EasyJet future plunged into uncertainty after US firm accused of 'highly opportunistic' action

Travel expert Simon Calder discusses airlines axing 13,000 flights in May amid the ongoing jet fuel crisis

|

GB NEWS

Joe Sledge

By Joe Sledge


Published: 01/06/2026

- 11:03

Updated: 01/06/2026

- 11:25

The airline said its depressed share price had been impacted by Middle East tensions and rising fuel costs

Budget airline EasyJet has criticised a potential takeover approach from American private equity firm Castlelake, describing the timing as "highly opportunistic".

Shares in the airline jumped by as much as 16 per cent on Monday morning after the company confirmed it was considering a possible acquisition proposal.


In a statement issued to shareholders, EasyJet said the approach came at a time when the airline’s share price had been heavily affected by conflict in the Middle East and rising fuel prices.

The board said: "The board notes the highly opportunistic timing when EasyJet's share price is temporarily depressed due to the current situation in the Middle East and its impact on customer confidence and jet fuel prices."

Before news of the potential bid emerged, EasyJet shares had fallen by almost 25 per cent since January.

Investors have grown increasingly concerned about rising crude oil prices and the possibility that holidaymakers could reduce or delay travel plans during the summer season.

The airline warned last week that booking levels were running behind the same period in 2025.

Management has also been forced to increase ticket prices in response to higher fuel costs.

EasyJet

EasyJet attacks 'opportunistic' takeover interest from US investment firm

|
GETTY

Disruption to oil supplies moving through the Strait of Hormuz has contributed to increased pressure on global energy markets.

Chief executive Kenton Jarvis said the airline could face an additional £175million in fuel costs across the summer if prices remain at current levels.

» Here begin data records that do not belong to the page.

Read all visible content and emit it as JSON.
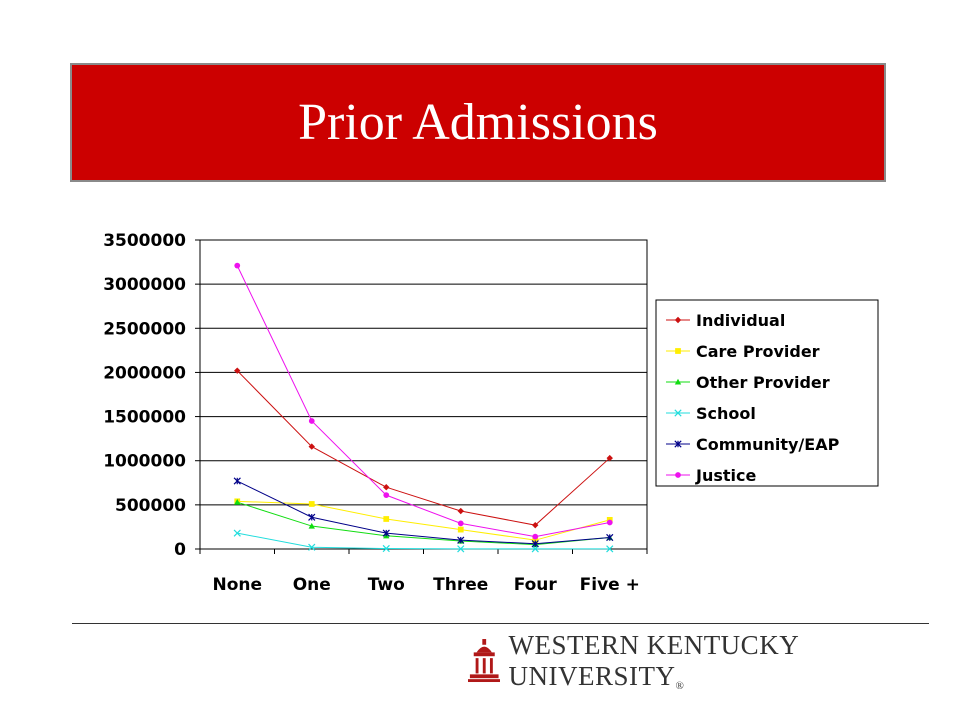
{
  "slide": {
    "title": "Prior Admissions"
  },
  "branding": {
    "logo_text": "WESTERN KENTUCKY UNIVERSITY",
    "registered_mark": "®",
    "brand_color": "#cc0000"
  },
  "chart_data": {
    "type": "line",
    "categories": [
      "None",
      "One",
      "Two",
      "Three",
      "Four",
      "Five +"
    ],
    "ylim": [
      0,
      3500000
    ],
    "yticks": [
      0,
      500000,
      1000000,
      1500000,
      2000000,
      2500000,
      3000000,
      3500000
    ],
    "grid": true,
    "legend_position": "right",
    "series": [
      {
        "name": "Individual",
        "color": "#cc1111",
        "marker": "diamond",
        "values": [
          2020000,
          1160000,
          700000,
          430000,
          270000,
          1030000
        ]
      },
      {
        "name": "Care Provider",
        "color": "#ffee00",
        "marker": "square",
        "values": [
          540000,
          510000,
          340000,
          220000,
          100000,
          330000
        ]
      },
      {
        "name": "Other Provider",
        "color": "#11dd11",
        "marker": "triangle",
        "values": [
          530000,
          260000,
          150000,
          90000,
          50000,
          130000
        ]
      },
      {
        "name": "School",
        "color": "#22dddd",
        "marker": "x",
        "values": [
          180000,
          20000,
          5000,
          2000,
          1000,
          1000
        ]
      },
      {
        "name": "Community/EAP",
        "color": "#000088",
        "marker": "star",
        "values": [
          770000,
          360000,
          180000,
          100000,
          60000,
          130000
        ]
      },
      {
        "name": "Justice",
        "color": "#ee11ee",
        "marker": "circle",
        "values": [
          3210000,
          1450000,
          610000,
          290000,
          140000,
          300000
        ]
      }
    ]
  }
}
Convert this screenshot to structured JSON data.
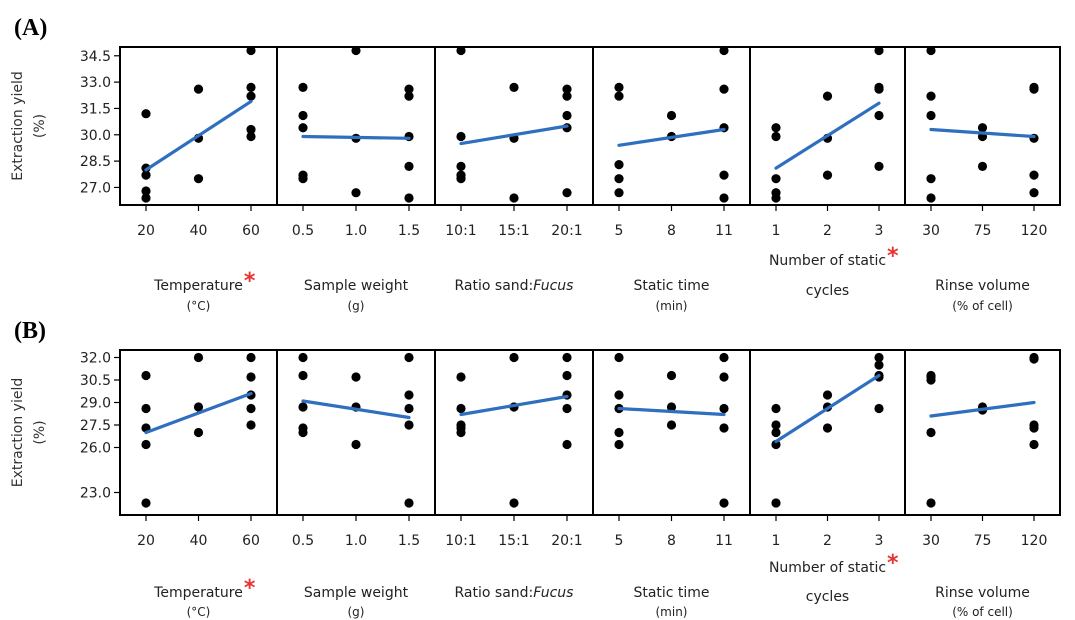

Castlelake separately disclosed on Monday that funds managed by the company already own 16.2 million EasyJet shares, representing around 2.1 per cent of the airline.

No formal takeover offer has yet been submitted to EasyJet’s board.

Castlelake

However, the airline confirmed it would review any proposal that may be presented

|

CASTLELAKE

Under British takeover rules, any formal offer would need to be worth at least 403.23 pence per share.

Castlelake now has until June 26 to either announce a firm intention to make an offer or walk away from the process.

Despite confirming it would consider any approach, EasyJet’s board also questioned whether a takeover could be successfully completed.

The company pointed to what it described as "considerable regulatory, financial and other execution challenges" associated with any potential transaction.

The takeover speculation comes amid wider operational pressures affecting parts of the aviation sector.

Flights departing from Edinburgh and Glasgow airports experienced delays over the weekend due to shortages of aviation fuel.

Some aircraft were forced to refuel at alternative airports, with certain Glasgow flights stopping at Prestwick and some Edinburgh departures routing through Manchester.

The fuel supply disruption highlighted the continued pressure facing airlines and airports as instability in the Middle East affects global energy supplies.